Operators serving markets with high concentrations of financial, high tech, health care and professional employers, such as the West Coast, East Coast and South Florida, witnessed particularly strong growth in the last two 12-month periods.
And while competition from other retail channels has increased, the end result has been a more educated consumer willing to pay for a good quality product in all settings, including the office.
Retail competitors push harder
The intensive marketing by coffee retailers – particularly specialty stores, quick-serve restaurants and convenience stores – impacted office managers in a way that benefited the OCS industry, according to many operators.
Where location managers historically were inclined to reduce expenditures on employee perks in order to save costs, in the last two years they recognized the need to counteract the tendency of employees to leave the work place for a cup of good coffee. According to the National Coffee Association, the percentage of consumers drinking coffee in the office dropped from 64 percent in 2003 to 52 percent in 2006.
The OCS operator, armed with a comparably high quality coffee, emerged as the solution for office managers seeking to keep employees in the office instead of going out for coffee.
The key tool in the OCS industry’s arsenal to provide good quality coffee has been the single-cup brewer, which has been the driving force of the OCS industry’s growth in recent years. Several single-cup systems have proven their reliability, giving the operator the means to offer coffee house quality coffee.
Single-cup provides a solution
Besides providing good quality coffee, the single-cup systems have emerged as the most efficient tool for serving a variety of hot beverages, meeting the demand for different drinks introduced by the specialty coffee shops.
Besides regular and decaffeinated coffee, today’s consumer also wants milk-based drinks, mocha, hot chocolate and teas.
Most OCS operators reported that single-cup systems increased revenues over traditional batch-brew systems by 20 to 30 percent.
Each year, the OCS industry does a better job of meeting the needs of a more educated coffee consumer.
New market research offers consumer insights
The need to do a better job of meeting customer expectations was documented in 2005 when the National Automatic Merchandising Association (NAMA) released some groundbreaking research on how consumers view OCS coffee. The survey, the most comprehensive OCS consumer survey ever conducted, found that consumers overall did not view office coffee as being especially good.
Three quarters of consumers, according to the survey, did not believe OCS operators provided specialty beverages. About 70 percent ranked OCS coffee as average in quality. These findings represented both a challenge and an opportunity.
By providing single-cup brewing systems that provide high quality coffee, OCS operators have been able to demonstrate that office coffee can be comparable in quality to what they can buy at a specialty store.
More investment required to meet consumer needs
In order to provide the better quality service, OCS operators have had to invest more money in equipment, product and employees.
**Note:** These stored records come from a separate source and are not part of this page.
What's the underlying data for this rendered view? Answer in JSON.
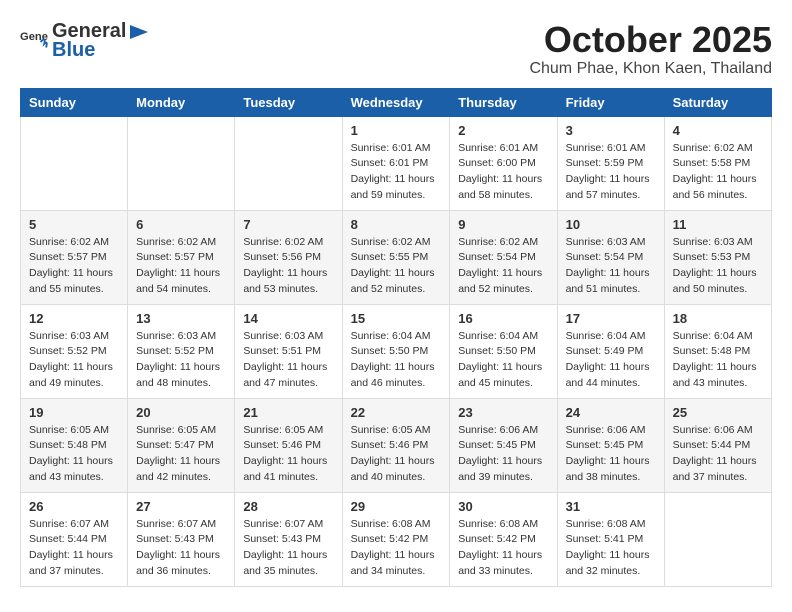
{
  "header": {
    "logo_general": "General",
    "logo_blue": "Blue",
    "title": "October 2025",
    "subtitle": "Chum Phae, Khon Kaen, Thailand"
  },
  "weekdays": [
    "Sunday",
    "Monday",
    "Tuesday",
    "Wednesday",
    "Thursday",
    "Friday",
    "Saturday"
  ],
  "weeks": [
    [
      {
        "day": "",
        "sunrise": "",
        "sunset": "",
        "daylight": ""
      },
      {
        "day": "",
        "sunrise": "",
        "sunset": "",
        "daylight": ""
      },
      {
        "day": "",
        "sunrise": "",
        "sunset": "",
        "daylight": ""
      },
      {
        "day": "1",
        "sunrise": "Sunrise: 6:01 AM",
        "sunset": "Sunset: 6:01 PM",
        "daylight": "Daylight: 11 hours and 59 minutes."
      },
      {
        "day": "2",
        "sunrise": "Sunrise: 6:01 AM",
        "sunset": "Sunset: 6:00 PM",
        "daylight": "Daylight: 11 hours and 58 minutes."
      },
      {
        "day": "3",
        "sunrise": "Sunrise: 6:01 AM",
        "sunset": "Sunset: 5:59 PM",
        "daylight": "Daylight: 11 hours and 57 minutes."
      },
      {
        "day": "4",
        "sunrise": "Sunrise: 6:02 AM",
        "sunset": "Sunset: 5:58 PM",
        "daylight": "Daylight: 11 hours and 56 minutes."
      }
    ],
    [
      {
        "day": "5",
        "sunrise": "Sunrise: 6:02 AM",
        "sunset": "Sunset: 5:57 PM",
        "daylight": "Daylight: 11 hours and 55 minutes."
      },
      {
        "day": "6",
        "sunrise": "Sunrise: 6:02 AM",
        "sunset": "Sunset: 5:57 PM",
        "daylight": "Daylight: 11 hours and 54 minutes."
      },
      {
        "day": "7",
        "sunrise": "Sunrise: 6:02 AM",
        "sunset": "Sunset: 5:56 PM",
        "daylight": "Daylight: 11 hours and 53 minutes."
      },
      {
        "day": "8",
        "sunrise": "Sunrise: 6:02 AM",
        "sunset": "Sunset: 5:55 PM",
        "daylight": "Daylight: 11 hours and 52 minutes."
      },
      {
        "day": "9",
        "sunrise": "Sunrise: 6:02 AM",
        "sunset": "Sunset: 5:54 PM",
        "daylight": "Daylight: 11 hours and 52 minutes."
      },
      {
        "day": "10",
        "sunrise": "Sunrise: 6:03 AM",
        "sunset": "Sunset: 5:54 PM",
        "daylight": "Daylight: 11 hours and 51 minutes."
      },
      {
        "day": "11",
        "sunrise": "Sunrise: 6:03 AM",
        "sunset": "Sunset: 5:53 PM",
        "daylight": "Daylight: 11 hours and 50 minutes."
      }
    ],
    [
      {
        "day": "12",
        "sunrise": "Sunrise: 6:03 AM",
        "sunset": "Sunset: 5:52 PM",
        "daylight": "Daylight: 11 hours and 49 minutes."
      },
      {
        "day": "13",
        "sunrise": "Sunrise: 6:03 AM",
        "sunset": "Sunset: 5:52 PM",
        "daylight": "Daylight: 11 hours and 48 minutes."
      },
      {
        "day": "14",
        "sunrise": "Sunrise: 6:03 AM",
        "sunset": "Sunset: 5:51 PM",
        "daylight": "Daylight: 11 hours and 47 minutes."
      },
      {
        "day": "15",
        "sunrise": "Sunrise: 6:04 AM",
        "sunset": "Sunset: 5:50 PM",
        "daylight": "Daylight: 11 hours and 46 minutes."
      },
      {
        "day": "16",
        "sunrise": "Sunrise: 6:04 AM",
        "sunset": "Sunset: 5:50 PM",
        "daylight": "Daylight: 11 hours and 45 minutes."
      },
      {
        "day": "17",
        "sunrise": "Sunrise: 6:04 AM",
        "sunset": "Sunset: 5:49 PM",
        "daylight": "Daylight: 11 hours and 44 minutes."
      },
      {
        "day": "18",
        "sunrise": "Sunrise: 6:04 AM",
        "sunset": "Sunset: 5:48 PM",
        "daylight": "Daylight: 11 hours and 43 minutes."
      }
    ],
    [
      {
        "day": "19",
        "sunrise": "Sunrise: 6:05 AM",
        "sunset": "Sunset: 5:48 PM",
        "daylight": "Daylight: 11 hours and 43 minutes."
      },
      {
        "day": "20",
        "sunrise": "Sunrise: 6:05 AM",
        "sunset": "Sunset: 5:47 PM",
        "daylight": "Daylight: 11 hours and 42 minutes."
      },
      {
        "day": "21",
        "sunrise": "Sunrise: 6:05 AM",
        "sunset": "Sunset: 5:46 PM",
        "daylight": "Daylight: 11 hours and 41 minutes."
      },
      {
        "day": "22",
        "sunrise": "Sunrise: 6:05 AM",
        "sunset": "Sunset: 5:46 PM",
        "daylight": "Daylight: 11 hours and 40 minutes."
      },
      {
        "day": "23",
        "sunrise": "Sunrise: 6:06 AM",
        "sunset": "Sunset: 5:45 PM",
        "daylight": "Daylight: 11 hours and 39 minutes."
      },
      {
        "day": "24",
        "sunrise": "Sunrise: 6:06 AM",
        "sunset": "Sunset: 5:45 PM",
        "daylight": "Daylight: 11 hours and 38 minutes."
      },
      {
        "day": "25",
        "sunrise": "Sunrise: 6:06 AM",
        "sunset": "Sunset: 5:44 PM",
        "daylight": "Daylight: 11 hours and 37 minutes."
      }
    ],
    [
      {
        "day": "26",
        "sunrise": "Sunrise: 6:07 AM",
        "sunset": "Sunset: 5:44 PM",
        "daylight": "Daylight: 11 hours and 37 minutes."
      },
      {
        "day": "27",
        "sunrise": "Sunrise: 6:07 AM",
        "sunset": "Sunset: 5:43 PM",
        "daylight": "Daylight: 11 hours and 36 minutes."
      },
      {
        "day": "28",
        "sunrise": "Sunrise: 6:07 AM",
        "sunset": "Sunset: 5:43 PM",
        "daylight": "Daylight: 11 hours and 35 minutes."
      },
      {
        "day": "29",
        "sunrise": "Sunrise: 6:08 AM",
        "sunset": "Sunset: 5:42 PM",
        "daylight": "Daylight: 11 hours and 34 minutes."
      },
      {
        "day": "30",
        "sunrise": "Sunrise: 6:08 AM",
        "sunset": "Sunset: 5:42 PM",
        "daylight": "Daylight: 11 hours and 33 minutes."
      },
      {
        "day": "31",
        "sunrise": "Sunrise: 6:08 AM",
        "sunset": "Sunset: 5:41 PM",
        "daylight": "Daylight: 11 hours and 32 minutes."
      },
      {
        "day": "",
        "sunrise": "",
        "sunset": "",
        "daylight": ""
      }
    ]
  ]
}
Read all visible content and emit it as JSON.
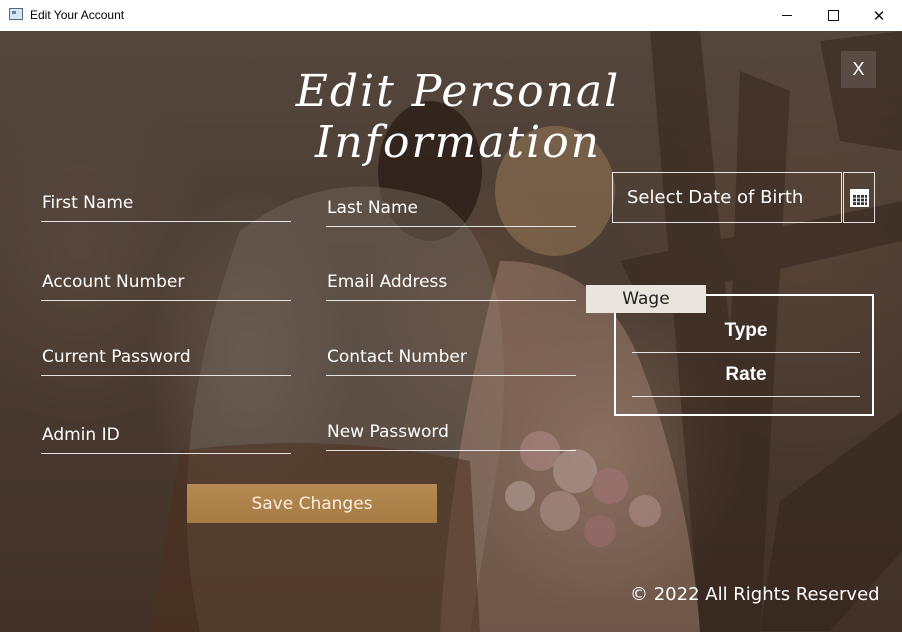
{
  "window": {
    "title": "Edit Your Account",
    "controls": {
      "minimize": "minimize",
      "maximize": "maximize",
      "close": "✕"
    }
  },
  "form": {
    "heading": "Edit Personal Information",
    "close_label": "X",
    "fields": {
      "first_name": "First Name",
      "last_name": "Last Name",
      "account_number": "Account Number",
      "email_address": "Email Address",
      "current_password": "Current Password",
      "contact_number": "Contact Number",
      "admin_id": "Admin ID",
      "new_password": "New Password"
    },
    "date_of_birth": {
      "placeholder": "Select Date of Birth",
      "icon": "calendar-icon"
    },
    "wage": {
      "title": "Wage",
      "type_label": "Type",
      "rate_label": "Rate"
    },
    "save_button": "Save Changes",
    "footer": "© 2022 All Rights Reserved"
  },
  "colors": {
    "accent": "#b08449",
    "text": "#ffffff"
  }
}
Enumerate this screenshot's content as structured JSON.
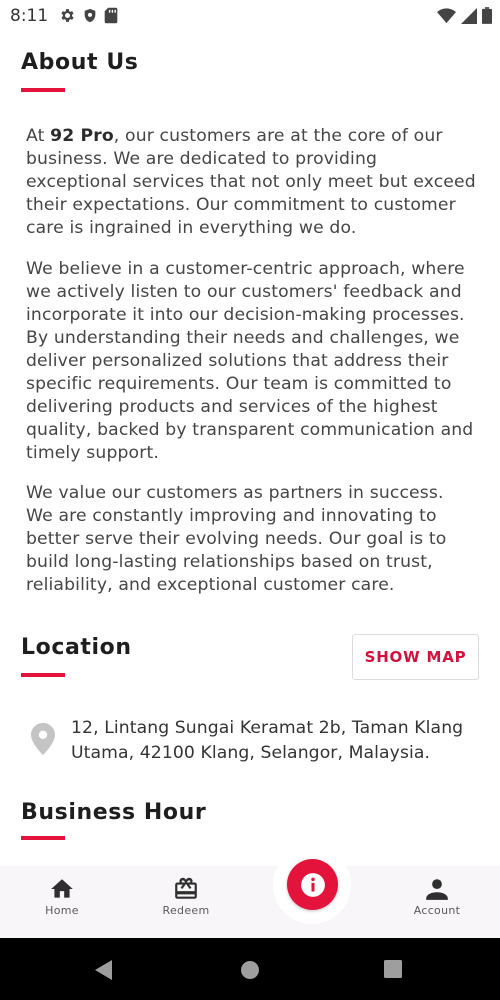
{
  "status_bar": {
    "time": "8:11",
    "left_icons": [
      "gear-icon",
      "shield-icon",
      "sd-card-icon"
    ],
    "right_icons": [
      "wifi-icon",
      "cellular-signal-icon",
      "battery-icon"
    ]
  },
  "about": {
    "title": "About Us",
    "p1_prefix": "At ",
    "p1_brand": "92 Pro",
    "p1_rest": ", our customers are at the core of our business. We are dedicated to providing exceptional services that not only meet but exceed their expectations. Our commitment to customer care is ingrained in everything we do.",
    "p2": "We believe in a customer-centric approach, where we actively listen to our customers' feedback and incorporate it into our decision-making processes. By understanding their needs and challenges, we deliver personalized solutions that address their specific requirements. Our team is committed to delivering products and services of the highest quality, backed by transparent communication and timely support.",
    "p3": "We value our customers as partners in success. We are constantly improving and innovating to better serve their evolving needs. Our goal is to build long-lasting relationships based on trust, reliability, and exceptional customer care."
  },
  "location": {
    "title": "Location",
    "show_map_label": "SHOW MAP",
    "address": "12, Lintang Sungai Keramat 2b, Taman Klang Utama, 42100 Klang, Selangor, Malaysia."
  },
  "business_hour": {
    "title": "Business Hour"
  },
  "bottom_nav": {
    "items": [
      {
        "label": "Home",
        "icon": "home-icon"
      },
      {
        "label": "Redeem",
        "icon": "gift-icon"
      },
      {
        "label": "",
        "icon": "info-icon"
      },
      {
        "label": "Account",
        "icon": "account-icon"
      }
    ]
  },
  "colors": {
    "accent": "#e3133c",
    "text": "#454545",
    "nav_bg": "#f8f6f8"
  }
}
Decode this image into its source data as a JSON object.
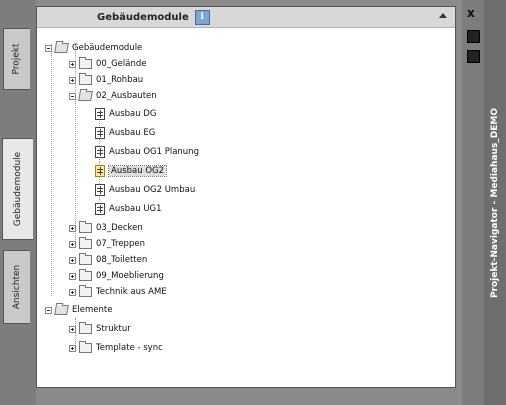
{
  "left_tabs": [
    {
      "label": "Projekt"
    },
    {
      "label": "Gebäudemodule"
    },
    {
      "label": "Ansichten"
    }
  ],
  "panel": {
    "title": "Gebäudemodule",
    "info_icon": "i"
  },
  "tree": [
    {
      "label": "Gebäudemodule"
    },
    {
      "label": "00_Gelände"
    },
    {
      "label": "01_Rohbau"
    },
    {
      "label": "02_Ausbauten"
    },
    {
      "label": "Ausbau DG"
    },
    {
      "label": "Ausbau EG"
    },
    {
      "label": "Ausbau OG1 Planung"
    },
    {
      "label": "Ausbau OG2"
    },
    {
      "label": "Ausbau OG2 Umbau"
    },
    {
      "label": "Ausbau UG1"
    },
    {
      "label": "03_Decken"
    },
    {
      "label": "07_Treppen"
    },
    {
      "label": "08_Toiletten"
    },
    {
      "label": "09_Moeblierung"
    },
    {
      "label": "Technik aus AME"
    },
    {
      "label": "Elemente"
    },
    {
      "label": "Struktur"
    },
    {
      "label": "Template - sync"
    }
  ],
  "right_panel": {
    "close_glyph": "x",
    "vertical_title": "Projekt-Navigator - Mediahaus_DEMO"
  },
  "colors": {
    "panel_bg": "#ffffff",
    "chrome": "#7d7d7d",
    "title_bar": "#6e6e6e"
  }
}
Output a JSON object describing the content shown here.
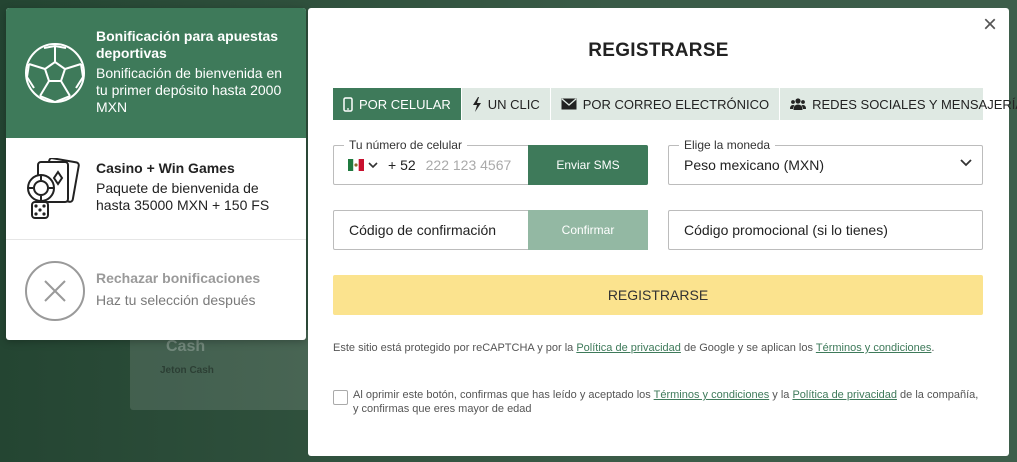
{
  "backdrop": {
    "card_title": "Cash",
    "card_sub": "Jeton Cash"
  },
  "bonuses": {
    "sports": {
      "title": "Bonificación para apuestas deportivas",
      "desc": "Bonificación de bienvenida en tu primer depósito hasta 2000 MXN",
      "icon": "soccer-ball-icon"
    },
    "casino": {
      "title": "Casino + Win Games",
      "desc": "Paquete de bienvenida de hasta 35000 MXN + 150 FS",
      "icon": "casino-chip-dice-icon"
    },
    "reject": {
      "title": "Rechazar bonificaciones",
      "desc": "Haz tu selección después",
      "icon": "cancel-circle-icon"
    }
  },
  "modal": {
    "title": "REGISTRARSE",
    "close_label": "×",
    "tabs": [
      {
        "label": "POR CELULAR",
        "icon": "mobile-phone-icon",
        "active": true
      },
      {
        "label": "UN CLIC",
        "icon": "lightning-icon",
        "active": false
      },
      {
        "label": "POR CORREO ELECTRÓNICO",
        "icon": "envelope-icon",
        "active": false
      },
      {
        "label": "REDES SOCIALES Y MENSAJERÍA",
        "icon": "users-icon",
        "active": false
      }
    ],
    "phone": {
      "label": "Tu número de celular",
      "prefix": "+ 52",
      "placeholder": "222 123 4567",
      "button": "Enviar SMS"
    },
    "currency": {
      "label": "Elige la moneda",
      "value": "Peso mexicano (MXN)"
    },
    "code": {
      "placeholder": "Código de confirmación",
      "button": "Confirmar"
    },
    "promo": {
      "placeholder": "Código promocional (si lo tienes)"
    },
    "register_button": "REGISTRARSE",
    "recaptcha": {
      "part1": "Este sitio está protegido por reCAPTCHA y por la ",
      "link1": "Política de privacidad",
      "part2": " de Google y se aplican los ",
      "link2": "Términos y condiciones",
      "part3": "."
    },
    "consent": {
      "part1": "Al oprimir este botón, confirmas que has leído y aceptado los ",
      "link1": "Términos y condiciones",
      "part2": " y la ",
      "link2": "Política de privacidad",
      "part3": " de la compañía, y confirmas que eres mayor de edad"
    }
  },
  "colors": {
    "accent": "#3e7a5a",
    "accent_light": "#93b8a3",
    "register": "#fbe38e",
    "tab_bg": "#dfe9e3"
  }
}
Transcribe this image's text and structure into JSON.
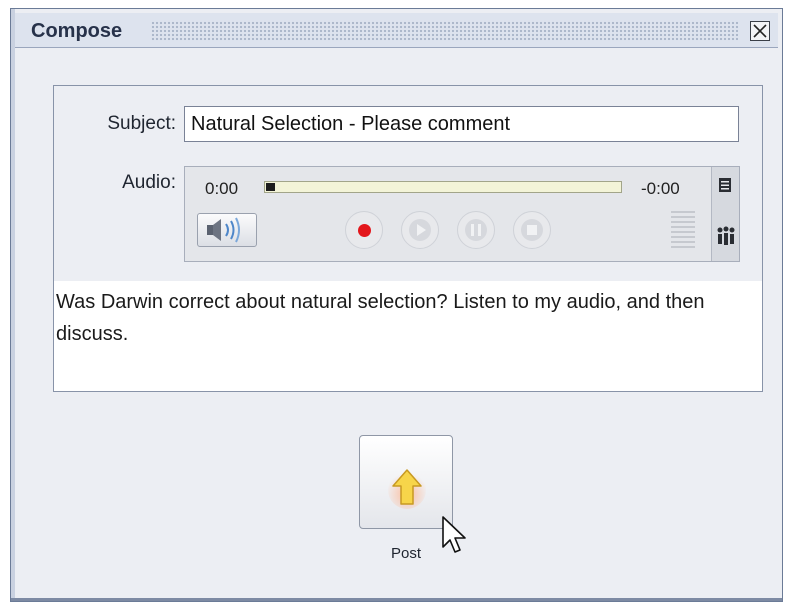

The single-cup brewers are more expensive than traditional batch brewers and most of them also require more maintenance. In addition, selling these systems requires a better educated sales person, and servicing them demands a more qualified delivery/service person.
Meeting these challenges has required a high level of commitment, particularly in the areas of recruitment, training and employee compensation.
OCS operators have needed better trained employees at a time when the labor market has not been favorable. Unemployment has remained below 5 percent for the last 12 months, the lowest rates since the end of 2001. (In May of 2007, the U.S. Commerce Department reported the creation of 8 million new jobs since August of 2003.)
While low unemployment helps the OCS industry by raising head counts in work sites, it also drives up OCS wages. Operators continued to fight higher costs in payroll as well as other areas, including health care, taxes, fuel, products, recruiting and training.